Gas prices in the US rose immediately after the incident at Fukushima, with the market anticipating a permanent step up in demand for LNG. This rising price trend comes, however, at a time when natural gas is relatively cheap, not least because of the sheer scale of shale gas discoveries in recent years.

It had been widely expected that a continuing glut of shale gas production, in which US companies have invested heavily, would continue to bring prices down at a time when domestic demand had been falling anyway as a result of the financial crisis. The US has been importing less LNG, making more available for Europe and Asia.

This apparent glut will most likely not last, as LNG is diverted to Japan away from Europe, and as demand picks up in line with recovery. The pick-up may be accentuated further by a rethink of the relative merits of nuclear versus gas-fired power stations in both Europe and the US.

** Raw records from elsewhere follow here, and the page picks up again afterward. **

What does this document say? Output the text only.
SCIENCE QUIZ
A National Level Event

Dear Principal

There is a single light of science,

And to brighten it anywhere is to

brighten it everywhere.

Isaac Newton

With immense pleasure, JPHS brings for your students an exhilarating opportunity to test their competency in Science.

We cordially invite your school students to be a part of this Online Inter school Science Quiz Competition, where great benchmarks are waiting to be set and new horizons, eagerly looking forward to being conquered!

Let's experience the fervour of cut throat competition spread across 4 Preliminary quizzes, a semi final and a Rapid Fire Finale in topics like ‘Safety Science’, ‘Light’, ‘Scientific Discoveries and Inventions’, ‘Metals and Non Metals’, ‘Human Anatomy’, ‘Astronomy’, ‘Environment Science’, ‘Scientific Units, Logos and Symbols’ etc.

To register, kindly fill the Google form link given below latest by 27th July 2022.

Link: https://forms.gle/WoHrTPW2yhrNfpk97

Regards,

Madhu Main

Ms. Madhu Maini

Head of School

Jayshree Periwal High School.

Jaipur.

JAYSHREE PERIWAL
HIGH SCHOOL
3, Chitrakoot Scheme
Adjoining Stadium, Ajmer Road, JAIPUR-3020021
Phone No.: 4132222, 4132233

In Europe, price sentiment has been bullish, but the picture is slightly different as long-term gas prices are indexed to oil. This means that Natural Balancing Point (NBP) prices in the UK, for example, are trading at a significant discount, but high oil prices mean that gas does not appear to be cheap at the point of consumption. The debate about whether this indexation to oil should continue will go on, fuelled by the prospect of Europe's oversupply being eaten away.

Environmental concerns

As Europe’s energy matrix changes in light of Fukushima, there may also be renewed vigour in the debate on carbon emissions.

“People had forgotten the implications of a nuclear disaster, but it is now back in people’s minds, so the policy debate must go on. We need coal, oil and gas in the future to meet our energy needs, so carbon capture and storage could be the real winner here. It is technically possible, it just needs to be commercial, which requires policy and regulation,” says Ms Henton.

Across the energy markets and beyond, the consequences of the events of a few short tragic days in March will continue to be felt for years to come.